OpenAI said on Tuesday it would introduce what one employee called an "incognito mode" for the successful chatbot ChatGPT that won't save user chat logs or use them to improve its artificial intelligence, Reuters reports.

The San Francisco-based startup said it plans to launch a new subscription called ChatGPT Business with additional data controls.

The move comes as questions about how other chatbots inspired by GPT have raised hundreds of millions of user data that would normally be used to improve or "train" AI.

Italy last month banned Chat GPT for potential privacy breaches, saying OpenAI could resume the service if it met regulatory government demands such as giving consumers tools to object to the processing of their data. France and Spain have also begun investigating the service.

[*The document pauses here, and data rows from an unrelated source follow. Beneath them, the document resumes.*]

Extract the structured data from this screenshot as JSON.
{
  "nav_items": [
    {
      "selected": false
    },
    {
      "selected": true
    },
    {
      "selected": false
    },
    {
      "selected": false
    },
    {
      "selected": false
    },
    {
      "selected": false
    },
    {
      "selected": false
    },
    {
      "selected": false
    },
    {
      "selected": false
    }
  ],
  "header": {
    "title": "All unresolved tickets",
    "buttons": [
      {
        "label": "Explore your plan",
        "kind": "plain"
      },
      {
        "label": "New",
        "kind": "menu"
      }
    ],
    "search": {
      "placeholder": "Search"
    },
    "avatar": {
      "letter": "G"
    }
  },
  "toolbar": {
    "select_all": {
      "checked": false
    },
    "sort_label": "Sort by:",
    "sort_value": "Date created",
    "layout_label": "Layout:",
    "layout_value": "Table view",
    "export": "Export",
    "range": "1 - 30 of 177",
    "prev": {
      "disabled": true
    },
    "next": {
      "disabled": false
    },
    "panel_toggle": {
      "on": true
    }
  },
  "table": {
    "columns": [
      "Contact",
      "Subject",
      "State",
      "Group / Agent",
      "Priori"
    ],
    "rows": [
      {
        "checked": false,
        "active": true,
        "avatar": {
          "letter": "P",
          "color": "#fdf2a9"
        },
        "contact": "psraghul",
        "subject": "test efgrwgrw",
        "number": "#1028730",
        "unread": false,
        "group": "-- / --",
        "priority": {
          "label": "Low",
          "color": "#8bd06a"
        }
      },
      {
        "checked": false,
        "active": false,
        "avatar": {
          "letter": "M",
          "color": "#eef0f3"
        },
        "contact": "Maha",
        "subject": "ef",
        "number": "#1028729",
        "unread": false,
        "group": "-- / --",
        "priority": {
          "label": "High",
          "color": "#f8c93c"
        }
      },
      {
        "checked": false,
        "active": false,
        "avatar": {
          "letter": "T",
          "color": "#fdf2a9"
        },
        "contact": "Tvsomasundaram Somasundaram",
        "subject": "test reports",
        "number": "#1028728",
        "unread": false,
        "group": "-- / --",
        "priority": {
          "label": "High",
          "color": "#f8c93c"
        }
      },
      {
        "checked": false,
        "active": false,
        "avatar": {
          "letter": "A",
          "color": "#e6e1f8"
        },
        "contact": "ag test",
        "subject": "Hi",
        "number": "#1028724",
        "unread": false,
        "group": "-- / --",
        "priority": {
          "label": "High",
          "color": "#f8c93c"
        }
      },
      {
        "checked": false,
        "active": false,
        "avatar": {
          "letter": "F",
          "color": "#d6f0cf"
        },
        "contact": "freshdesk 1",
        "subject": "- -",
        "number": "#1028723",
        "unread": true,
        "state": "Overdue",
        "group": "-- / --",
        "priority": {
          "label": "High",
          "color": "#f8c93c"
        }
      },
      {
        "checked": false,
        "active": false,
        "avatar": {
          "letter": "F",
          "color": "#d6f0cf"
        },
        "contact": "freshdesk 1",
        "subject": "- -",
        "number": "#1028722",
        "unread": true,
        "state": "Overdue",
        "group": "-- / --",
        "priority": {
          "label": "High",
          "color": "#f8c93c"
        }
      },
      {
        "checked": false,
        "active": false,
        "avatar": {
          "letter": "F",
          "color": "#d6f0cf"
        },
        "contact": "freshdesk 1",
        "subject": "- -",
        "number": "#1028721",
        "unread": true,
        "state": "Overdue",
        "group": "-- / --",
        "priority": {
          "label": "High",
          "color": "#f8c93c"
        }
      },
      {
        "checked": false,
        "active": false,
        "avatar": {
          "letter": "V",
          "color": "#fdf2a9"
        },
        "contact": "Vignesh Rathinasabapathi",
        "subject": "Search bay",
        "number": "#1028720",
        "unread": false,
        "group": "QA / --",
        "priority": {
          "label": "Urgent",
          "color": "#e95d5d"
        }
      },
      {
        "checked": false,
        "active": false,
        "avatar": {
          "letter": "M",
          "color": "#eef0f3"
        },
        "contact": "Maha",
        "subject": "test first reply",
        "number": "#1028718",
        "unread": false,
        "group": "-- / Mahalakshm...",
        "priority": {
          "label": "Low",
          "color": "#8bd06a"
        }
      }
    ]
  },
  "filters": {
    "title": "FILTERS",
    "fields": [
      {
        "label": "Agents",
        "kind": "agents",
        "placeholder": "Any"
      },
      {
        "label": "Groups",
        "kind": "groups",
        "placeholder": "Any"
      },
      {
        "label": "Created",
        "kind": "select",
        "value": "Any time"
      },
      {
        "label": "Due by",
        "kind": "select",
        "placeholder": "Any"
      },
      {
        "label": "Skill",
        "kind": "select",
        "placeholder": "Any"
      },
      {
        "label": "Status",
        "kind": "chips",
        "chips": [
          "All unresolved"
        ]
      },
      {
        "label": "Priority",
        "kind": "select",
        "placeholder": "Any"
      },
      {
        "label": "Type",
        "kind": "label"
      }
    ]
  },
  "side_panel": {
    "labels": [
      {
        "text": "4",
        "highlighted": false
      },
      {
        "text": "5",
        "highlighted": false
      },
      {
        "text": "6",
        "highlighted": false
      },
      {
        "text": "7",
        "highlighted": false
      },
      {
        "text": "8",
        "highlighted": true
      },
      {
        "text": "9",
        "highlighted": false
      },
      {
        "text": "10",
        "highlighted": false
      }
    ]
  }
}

Mira Moratti, chief technology officer at OpenAI, said the company was complying with European privacy law and working to reassure regulators.

It said the new features did not stem from Italy's GPT ban, but from months of efforts to put users "in the driver's seat" for data collection.

Microsoft introduced the "Chat GPT" program for companies (French)

"We will move more and more in this direction to prioritize user privacy," Moratti said.

User information has helped OpenAI make its software more reliable and reduced political bias, among other things, Moratti said, but added that the company still faces challenges that must be addressed.

The product version allows users to turn off Chat & Training History in their settings and export their data.

Nicholas Turley, the head of OpenAI's product officer, who likened the new feature to the browser's incognito mode, said the company still keeps conversations for 30 days to monitor abuse before permanently deleting them.

In addition, the ChatGPT Business subscription that will be available in the coming months will not use the conversations to train the AI model virtually.

Microsoft, which has invested in OpenAI, already offers ChatGPT for businesses, and Moratti said the service will attract existing cloud provider customers.